In a podcast on Smart Property Investment, Ben Kingsley, the chairperson of the Property Investors Council of Australia's board of directors, said the recommendation to ban broker commissions and to shift to a consumer-pays model might be "contradictory" to the best interests duty the Royal Commission is eager to achieve.
He said many borrowers might not have the capacity to afford fees for mortgage advice, resulting in many not being able to access the right products.
"If there is one thing that we have learned through this process, it is that we need more competition. We need more options. We need more choices. Not fewer. And that is what the Treasurer and I are concerned about in terms of how we would go forward on that one recommendation on broker remuneration," he said.
Borrowers continue to see the value in using brokers, if recent industry figures are to be believed.

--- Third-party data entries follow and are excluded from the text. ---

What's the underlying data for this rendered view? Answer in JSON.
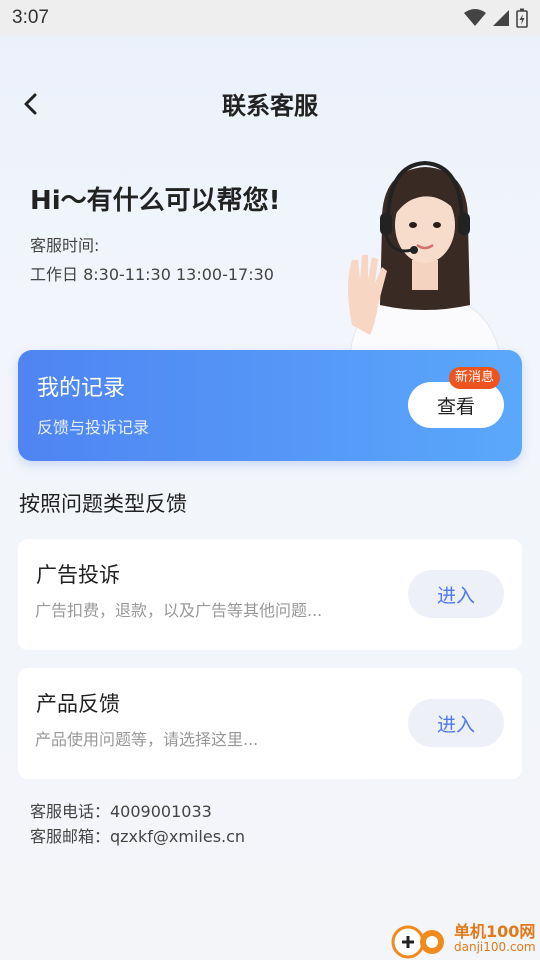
{
  "status_bar": {
    "time": "3:07"
  },
  "header": {
    "title": "联系客服"
  },
  "hero": {
    "greeting": "Hi～有什么可以帮您!",
    "hours_label": "客服时间:",
    "hours_value": "工作日 8:30-11:30 13:00-17:30"
  },
  "record_card": {
    "title": "我的记录",
    "subtitle": "反馈与投诉记录",
    "button_label": "查看",
    "badge": "新消息"
  },
  "section_title": "按照问题类型反馈",
  "feedback_items": [
    {
      "title": "广告投诉",
      "description": "广告扣费，退款，以及广告等其他问题...",
      "button_label": "进入"
    },
    {
      "title": "产品反馈",
      "description": "产品使用问题等，请选择这里...",
      "button_label": "进入"
    }
  ],
  "contact": {
    "phone": "客服电话：4009001033",
    "email": "客服邮箱：qzxkf@xmiles.cn"
  },
  "watermark": {
    "brand": "单机100网",
    "url": "danji100.com"
  },
  "colors": {
    "accent": "#4f84f2",
    "badge": "#f0541e",
    "enter_text": "#4f78ec"
  }
}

According to CoreLogic and Mortgage and Finance Association of Australia (MFAA), mortgage brokers settled 59.1% of all residential home loans during the September quarter last year, the highest broker market share to date.
Another study, this time by Deloitte and MFAA, revealed that brokers are rated as more likely to be acting "in the best interest" of customers.
"Some 40% of broker customers felt the broker acted in their best interests at all times, compared to only 22% for direct to lender customers," the study said.
However, when asked if they would pay for the services provided by the broker, 37% said they would not instead go directly to the lender if they are required to pay.
"In the focus groups, customers strongly agreed that the broker should be remunerated for the value they are providing and were comfortable with the current method whereby the lender remunerates the broker by commission," the study said.